FAT32 is enabled for disk with minimum 2 GB size, or if MBR / boot sector image enable this filesystem. When using "vvfat" for a floppy, FAT12 is used (1.44M media only). In all other cases FAT16 is used. Long filename support is always present.

Special FAT file attributes are stored in a special file named vvfat_attr.cfg. When using the "optional commit" feature, modified attributes are saved to this file. The "optional commit" also supports setting the file modification date and time.

8.20.10.2. image creation

Not necessary. The directory must exist before running Bochs.

8.20.10.3. path

The "path" option of the ataX-xxx directive in the configuration file must point to an existing local directory. The redolog name can be set with the "journal" option of the same directive. If not set, the redolog name is created by adding the filename "vvfat.dir.redolog" to the path. A random suffix is also appended to the redolog name.

8.20.10.4. external tools

You can use your favourite file manager to copy file to the directory you'd like to use.
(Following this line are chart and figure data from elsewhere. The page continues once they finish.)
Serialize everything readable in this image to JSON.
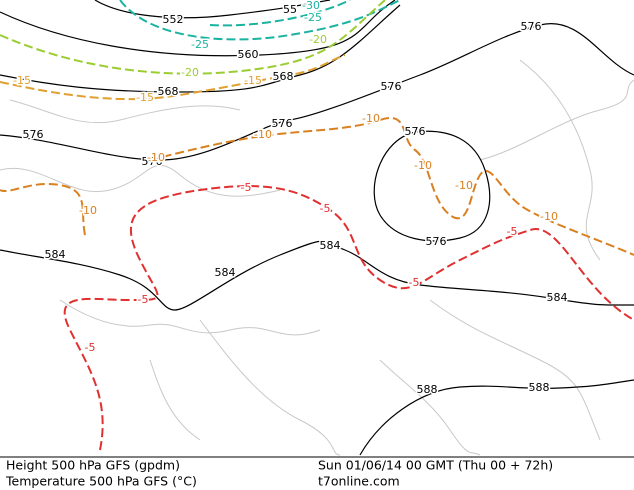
{
  "map": {
    "labels": [
      "552",
      "55",
      "-30",
      "-25",
      "-25",
      "560",
      "-20",
      "-20",
      "568",
      "568",
      "-15",
      "-15",
      "-15",
      "576",
      "576",
      "576",
      "576",
      "576",
      "576",
      "576",
      "-10",
      "-10",
      "-10",
      "-10",
      "-10",
      "-10",
      "-10",
      "-5",
      "-5",
      "-5",
      "-5",
      "-5",
      "-5",
      "584",
      "584",
      "584",
      "584",
      "588",
      "588"
    ],
    "footer": {
      "line1_left": "Height 500 hPa GFS (gpdm)",
      "line2_left": "Temperature 500 hPa GFS (°C)",
      "line1_right": "Sun 01/06/14 00 GMT (Thu 00 + 72h)",
      "line2_right": "t7online.com"
    }
  }
}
The directory should not be modified while Bochs is running.

8.20.10.5. typical use

Accessing files of the host hard drive is only possible with vvfat.

8.20.10.6. limitations

There is no runtime write support present yet. All changes are written to the volatile redolog and they can only be committed on Bochs exit.

When using the MBR from image file only the first partition is used and it must be of type FAT16 or FAT32. FAT12 can be used for the floppy only. An extended partition or other file system types are not supported.

The "vvfat" implementation does not support save/restore, since there is no check if the host directory tree and all files are unmodified after saving the Bochs state.